The Captain-General had walked close to Sharpe and was staring at the Englishman with what seemed a genuine curiosity. Sharpe was a tall man, but even so he had to look up to meet the dark eyes of the Captain-General. “What was it like?” Bautista asked.
“Waterloo?” Sharpe felt tongue-tied.
“Yes! Of course. What was it like to be there?”
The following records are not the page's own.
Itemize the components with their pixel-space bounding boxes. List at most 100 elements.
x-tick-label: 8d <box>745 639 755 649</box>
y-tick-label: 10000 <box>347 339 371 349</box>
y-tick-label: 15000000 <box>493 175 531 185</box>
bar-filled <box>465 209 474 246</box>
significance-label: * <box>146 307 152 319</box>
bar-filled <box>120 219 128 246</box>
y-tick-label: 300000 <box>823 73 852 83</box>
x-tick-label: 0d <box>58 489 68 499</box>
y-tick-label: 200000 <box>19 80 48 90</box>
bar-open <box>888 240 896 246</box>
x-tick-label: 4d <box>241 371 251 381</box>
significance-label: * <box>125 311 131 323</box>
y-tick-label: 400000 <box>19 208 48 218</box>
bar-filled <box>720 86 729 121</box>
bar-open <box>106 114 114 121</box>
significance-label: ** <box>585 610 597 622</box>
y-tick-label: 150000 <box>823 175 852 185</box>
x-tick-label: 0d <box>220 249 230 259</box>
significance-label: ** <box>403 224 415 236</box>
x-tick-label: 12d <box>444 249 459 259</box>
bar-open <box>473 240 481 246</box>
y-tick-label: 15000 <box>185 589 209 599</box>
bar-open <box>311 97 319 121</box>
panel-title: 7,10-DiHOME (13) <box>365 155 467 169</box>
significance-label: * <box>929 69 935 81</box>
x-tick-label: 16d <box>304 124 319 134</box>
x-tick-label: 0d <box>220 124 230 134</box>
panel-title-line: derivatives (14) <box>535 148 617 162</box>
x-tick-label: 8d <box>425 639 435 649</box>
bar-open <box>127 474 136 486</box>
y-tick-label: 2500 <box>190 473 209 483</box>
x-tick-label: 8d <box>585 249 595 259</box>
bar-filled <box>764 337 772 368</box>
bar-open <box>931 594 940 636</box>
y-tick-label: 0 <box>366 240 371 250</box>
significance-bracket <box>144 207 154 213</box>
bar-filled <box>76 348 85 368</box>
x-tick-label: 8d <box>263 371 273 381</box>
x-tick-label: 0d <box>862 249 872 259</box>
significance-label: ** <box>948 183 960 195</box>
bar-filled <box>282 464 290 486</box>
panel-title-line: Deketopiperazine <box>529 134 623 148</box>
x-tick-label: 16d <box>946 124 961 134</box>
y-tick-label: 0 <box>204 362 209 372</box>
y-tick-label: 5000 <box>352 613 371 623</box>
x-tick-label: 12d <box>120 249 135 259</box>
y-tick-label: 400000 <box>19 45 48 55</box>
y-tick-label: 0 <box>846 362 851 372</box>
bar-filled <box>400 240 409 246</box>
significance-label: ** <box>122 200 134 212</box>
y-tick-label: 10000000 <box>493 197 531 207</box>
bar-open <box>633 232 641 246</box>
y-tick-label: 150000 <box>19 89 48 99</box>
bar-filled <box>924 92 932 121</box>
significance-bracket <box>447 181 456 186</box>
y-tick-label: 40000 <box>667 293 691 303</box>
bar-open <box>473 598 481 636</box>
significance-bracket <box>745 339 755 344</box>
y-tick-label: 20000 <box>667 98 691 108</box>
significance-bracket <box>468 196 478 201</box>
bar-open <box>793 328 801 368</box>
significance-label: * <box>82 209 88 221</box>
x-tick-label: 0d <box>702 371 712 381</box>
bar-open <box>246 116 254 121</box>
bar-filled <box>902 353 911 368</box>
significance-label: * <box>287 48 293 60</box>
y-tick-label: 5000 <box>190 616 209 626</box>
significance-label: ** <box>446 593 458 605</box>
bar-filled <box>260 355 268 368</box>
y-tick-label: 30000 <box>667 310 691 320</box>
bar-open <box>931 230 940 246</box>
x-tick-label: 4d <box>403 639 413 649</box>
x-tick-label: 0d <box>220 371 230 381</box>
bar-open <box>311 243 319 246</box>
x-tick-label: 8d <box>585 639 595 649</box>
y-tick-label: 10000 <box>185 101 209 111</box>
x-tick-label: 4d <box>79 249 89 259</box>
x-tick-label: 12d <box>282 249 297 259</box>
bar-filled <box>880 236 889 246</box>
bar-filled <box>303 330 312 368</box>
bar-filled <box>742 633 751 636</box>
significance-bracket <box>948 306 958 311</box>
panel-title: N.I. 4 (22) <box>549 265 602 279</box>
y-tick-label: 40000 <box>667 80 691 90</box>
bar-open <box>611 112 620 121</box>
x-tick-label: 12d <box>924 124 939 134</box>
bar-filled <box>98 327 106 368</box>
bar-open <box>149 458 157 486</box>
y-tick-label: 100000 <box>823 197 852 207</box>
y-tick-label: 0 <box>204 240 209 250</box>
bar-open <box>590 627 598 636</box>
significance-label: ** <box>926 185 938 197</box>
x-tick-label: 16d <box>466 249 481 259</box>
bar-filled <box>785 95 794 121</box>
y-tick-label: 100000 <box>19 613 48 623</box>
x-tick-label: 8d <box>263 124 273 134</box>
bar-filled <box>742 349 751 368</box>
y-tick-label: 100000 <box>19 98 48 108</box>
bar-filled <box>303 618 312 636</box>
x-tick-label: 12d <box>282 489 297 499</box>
“Jesus,” Sharpe said helplessly. He did not know if he could describe such a day, certainly he had never done so to anyone except those, like Harper, who had shared the experience and who could therefore see beyond the tale’s incoherence. Sharpe’s fiercest memory of the day was simply one of terror; the terror of standing under the massive concussion of the French bombardment that, hour by hour, had ground down the British line till there were no reserves left. The remainder of the day had faded into unimportance. The opening of the battle had been full of excitement and motion, yet it was not those heart-stirring moments that Sharpe remembered when he woke sweating in the night, but rather that inhuman mincing machine of the French artillery; the lurid flickering of its massive cannon flames in the smoke bank, the pathetic cries of the dying, the thunder of the roundshot in the overheated air, the violence of the soil spewed up by the striking shots and the stomach-emptying terror of standing under the unending cannonade that had punched and crashed and pounded down the bravest man’s endurance. Even the battle’s ending, that astonishing triumph in which tired and seemingly beaten men had risen from the mud to rout the finest troops of France, had paled in Sharpe’s memory beside the nightmarish flicker of those guns. “It was bad,” Sharpe said at last.